そんなことを何年か前から漠然と考えていて、それが「農」に興味を持ったきっかけなのだけれど。
「いのちの食べ方」を観たり、農業についてのリアルな示唆を含む作品を読んだりしているのは、全て同じところから始まっている。それらと、同じ目線でこの本を読んだ。
「食糧生産に関わらなければ食べる権利がない」なんてことを言い出したら、今の世の中は成立しないし、歴史的に見ても、都市というものが成立した時点ですでにその理屈は崩壊していることはわかっている。
けれど、そういう視点が完全に欠落していることもまたおかしいと思うのだ。
もう少し本書から引用してみよう。
認識力が高く、複雑な社会を作りえているからといって、人間がえらいわけではない。山に入ればそんな当たり前のことがよくわかる。生きて存在しているという意味においては命になんの変わりもない。私も、他の動物も自分の生を必死に生きる、それだけだ。必死に生きるさきで、ある生命が別の生命と交差して片方がもう片方の食料になることがある。だが喰う側が強いとか、えらいということはない。種としての生きる戦略が違うだけだ。
(第5章 狩猟サバイバル山行記 より)
こいつはもう逃げられないという思いと、こいつはもう助からないという思いが同時に頭に溢れてきた。
鹿は目をむいて私のほうをうかがっていた。私から1センチでも遠くに行きたそうにもがいている。息の根を止めなくてはならないし、止めてやらなくてはならない。鹿の首の根元に銃口を向けた。首の骨を撃ち砕いて、鹿の苦痛も、私の迷いも終わりにしなくてはならない。 (中略)
撃つことじゃない、と私は思った。私がやるべきことは撃つことではない。

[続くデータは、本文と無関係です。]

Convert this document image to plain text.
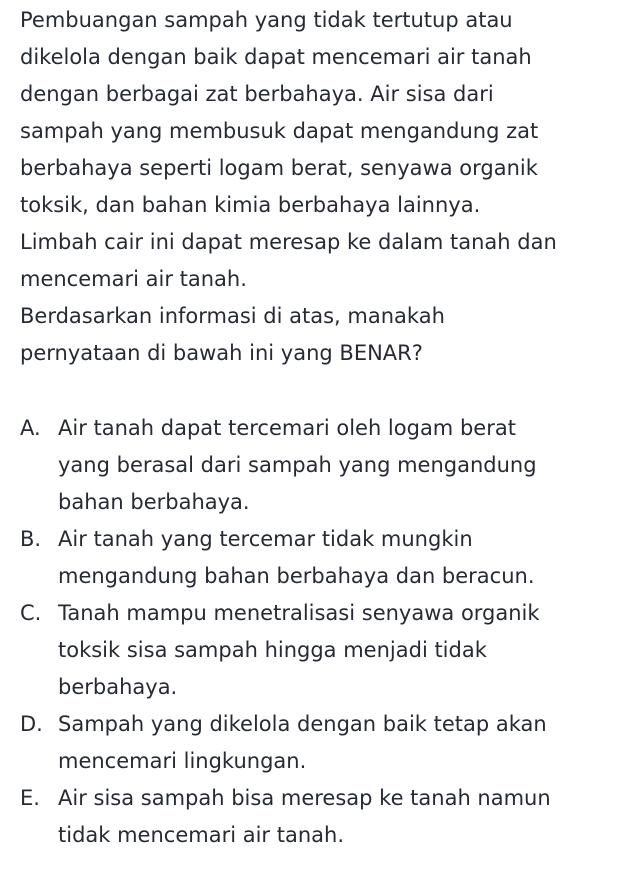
Pembuangan sampah yang tidak tertutup atau
dikelola dengan baik dapat mencemari air tanah
dengan berbagai zat berbahaya. Air sisa dari
sampah yang membusuk dapat mengandung zat
berbahaya seperti logam berat, senyawa organik
toksik, dan bahan kimia berbahaya lainnya.
Limbah cair ini dapat meresap ke dalam tanah dan
mencemari air tanah.

Berdasarkan informasi di atas, manakah
pernyataan di bawah ini yang BENAR?

A. Air tanah dapat tercemari oleh logam berat
yang berasal dari sampah yang mengandung
bahan berbahaya.
B. Air tanah yang tercemar tidak mungkin
mengandung bahan berbahaya dan beracun.
C. Tanah mampu menetralisasi senyawa organik
toksik sisa sampah hingga menjadi tidak
berbahaya.
D. Sampah yang dikelola dengan baik tetap akan
mencemari lingkungan.
E. Air sisa sampah bisa meresap ke tanah namun
tidak mencemari air tanah.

ここで安易な方法を選ぶわけにはいかないのだ。 (中略)
鹿の目にはハッキリとした恐怖が浮かんでいた。もしくは嫌悪といってもいいかもしれない。とにかく、私が近くにいる事態を何とかしたいという思いを体中から発していた。
私は覆い被さるようにして、左手で鹿の左角をつかんだ。そのまま鹿の頭を地面に押さえつけ、手をクロスさせて、鹿の咽にナイフをあてて、そのまま力を加えた。(後略)
(第1章 巻狩り より)
| 固定リンク
コメント
僕はにゃみ姐さんもご存知の通り、生物の命を絶つことを生業にしています。
そんな僕も山に登ると「人間は本当に弱い生物だ」と実感します。まぁ中には強い人も居るかも知れませんが。
だから人間は群を作り、役割を分担してコミュニティを作る。そうやって種を保存する「社会性動物」なんですよね。

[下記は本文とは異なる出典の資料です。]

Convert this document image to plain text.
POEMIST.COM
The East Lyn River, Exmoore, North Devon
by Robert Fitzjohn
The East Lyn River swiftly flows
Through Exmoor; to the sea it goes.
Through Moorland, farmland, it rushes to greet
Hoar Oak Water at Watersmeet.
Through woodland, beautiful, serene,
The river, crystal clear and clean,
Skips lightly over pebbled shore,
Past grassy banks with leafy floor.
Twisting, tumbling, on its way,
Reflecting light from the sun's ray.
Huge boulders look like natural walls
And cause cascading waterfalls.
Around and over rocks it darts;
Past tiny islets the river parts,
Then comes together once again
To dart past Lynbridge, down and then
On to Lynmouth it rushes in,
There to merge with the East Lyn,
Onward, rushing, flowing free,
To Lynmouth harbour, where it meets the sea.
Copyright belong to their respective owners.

多少複雑かも知れませんが、結局ハチやアリと同じです。
>種としての生きる戦略
だから、自分は自分の役割を果たしてコミュニティの一部として機能すれば良いのではないかと思います。
たまたま、文章を書いたり、生き物を殺したりするのが役割なだけで、精肉したり捌いたりする役割ではないと言うだけのことじゃないでしょうか。
投稿: 銀杏 | 2010年2月17日 (水) 12:12
まいど・・
群れを作る必要性も、そしてそこでの役割分担の必要性も、一応はわかってるんだけどね、
やっぱり、「無自覚」でいるのはよくないと思うんだよね。
食べ物を平気で捨てる個人の感覚、
捨てなきゃいけない社会システム、
どっちもおかしい。
かつて宗教などが教えてきたことが、今は伝承されずに、食べるという行為が軽んじられてしまっている現状・・・。
某FC本部さんにいたとき、OLさんたちがランチを平気で食べ残して捨てるのにすごく違和感を覚えてた。
彼女たちって、生命体としてはものすごく弱っちい存在だと思うんだよね。人工的なシェルターから出て生きていけるようには見えないし。
なのに、何の苦労もなく、好きな食べ物を好きなだけ手に入れることができる。
そして「美味しくない」とか「もう食べられない」と言って平気で捨てる。
あんなにすばらしい理念を毎日教えられながら暮らしているはずのひとたちがなぜ・・・・って。
あの違和感から、さらに「食」ってものを考えるようになったような気がする。